A view from the frontline

Indra Joshi, director of AI at NHSX, said that the COVID-19 pandemic has "overwhelmingly brought people together" around a common cause to try and use data in a way that is helpful for policy makers, but also people working on the frontline. She said:

Things like, where are beds available? Or, what is the oxygen capacity that a hospital has? Some really fundamental operational points. Bringing all of those different people together under this umbrella of the pandemic has been really inspirational. People working towards a common cause, saying that we need to do this, we need to bring data together, in order to not only save lives, but also help those people that are on the front line.
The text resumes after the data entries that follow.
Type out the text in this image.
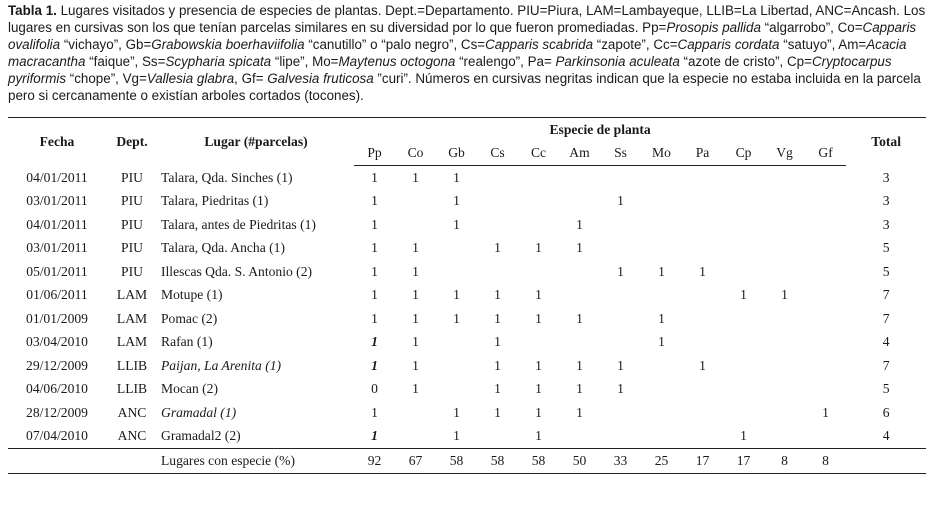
Tabla 1. Lugares visitados y presencia de especies de plantas. Dept.=Departamento. PIU=Piura, LAM=Lambayeque, LLIB=La Libertad, ANC=Ancash. Los lugares en cursivas son los que tenían parcelas similares en su diversidad por lo que fueron promediadas. Pp=Prosopis pallida “algarrobo”, Co=Capparis ovalifolia “vichayo”, Gb=Grabowskia boerhaviifolia “canutillo” o “palo negro”, Cs=Capparis scabrida “zapote”, Cc=Capparis cordata “satuyo”, Am=Acacia macracantha “faique”, Ss=Scypharia spicata “lipe”, Mo=Maytenus octogona “realengo”, Pa= Parkinsonia aculeata “azote de cristo”, Cp=Cryptocarpus pyriformis “chope”, Vg=Vallesia glabra, Gf= Galvesia fruticosa ”curi”. Números en cursivas negritas indican que la especie no estaba incluida en la parcela pero si cercanamente o existían arboles cortados (tocones).
Fecha	Dept.	Lugar (#parcelas)	Especie de planta												Total
			Pp	Co	Gb	Cs	Cc	Am	Ss	Mo	Pa	Cp	Vg	Gf	
04/01/2011	PIU	Talara, Qda. Sinches (1)	1	1	1										3
03/01/2011	PIU	Talara, Piedritas (1)	1		1				1						3
04/01/2011	PIU	Talara, antes de Piedritas (1)	1		1			1							3
03/01/2011	PIU	Talara, Qda. Ancha (1)	1	1		1	1	1							5
05/01/2011	PIU	Illescas Qda. S. Antonio (2)	1	1					1	1	1				5
01/06/2011	LAM	Motupe (1)	1	1	1	1	1					1	1		7
01/01/2009	LAM	Pomac (2)	1	1	1	1	1	1		1					7
03/04/2010	LAM	Rafan (1)	1	1		1				1					4
29/12/2009	LLIB	Paijan, La Arenita (1)	1	1		1	1	1	1		1				7
04/06/2010	LLIB	Mocan (2)	0	1		1	1	1	1						5
28/12/2009	ANC	Gramadal (1)	1		1	1	1	1						1	6
07/04/2010	ANC	Gramadal2 (2)	1		1		1					1			4
		Lugares con especie (%)	92	67	58	58	58	50	33	25	17	17	8	8	
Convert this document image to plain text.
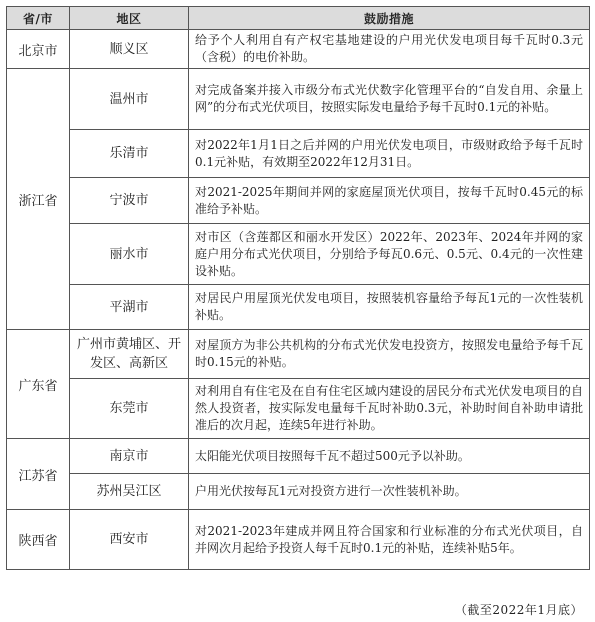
省/市	地区	鼓励措施
北京市	顺义区	给予个人利用自有产权宅基地建设的户用光伏发电项目每千瓦时0.3元（含税）的电价补助。
浙江省	温州市	对完成备案并接入市级分布式光伏数字化管理平台的“自发自用、余量上网”的分布式光伏项目，按照实际发电量给予每千瓦时0.1元的补贴。
	乐清市	对2022年1月1日之后并网的户用光伏发电项目，市级财政给予每千瓦时0.1元补贴，有效期至2022年12月31日。
	宁波市	对2021-2025年期间并网的家庭屋顶光伏项目，按每千瓦时0.45元的标准给予补贴。
	丽水市	对市区（含莲都区和丽水开发区）2022年、2023年、2024年并网的家庭户用分布式光伏项目，分别给予每瓦0.6元、0.5元、0.4元的一次性建设补贴。
	平湖市	对居民户用屋顶光伏发电项目，按照装机容量给予每瓦1元的一次性装机补贴。
广东省	广州市黄埔区、开发区、高新区	对屋顶方为非公共机构的分布式光伏发电投资方，按照发电量给予每千瓦时0.15元的补贴。
	东莞市	对利用自有住宅及在自有住宅区域内建设的居民分布式光伏发电项目的自然人投资者，按实际发电量每千瓦时补助0.3元，补助时间自补助申请批准后的次月起，连续5年进行补助。
江苏省	南京市	太阳能光伏项目按照每千瓦不超过500元予以补助。
	苏州吴江区	户用光伏按每瓦1元对投资方进行一次性装机补助。
陕西省	西安市	对2021-2023年建成并网且符合国家和行业标准的分布式光伏项目，自并网次月起给予投资人每千瓦时0.1元的补贴，连续补贴5年。
（截至2022年1月底）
NHSX has partnered with different NHS bodies to create an NHS COVID-19 data store, which is primarily used to help with the operational response to the crisis. Joshi said having that clear front door' to understand what data is available to answer certain questions has been key.

Much like Deeny, Joshi hopes that in the future the healthcare system can prioritise data use and change ways of working around that. She said:

What I hope to see moving forward are these different ways of working continue. The way that we have been collaborative, the way that we work together, we've got a common goal. I do hope we see that moving forward.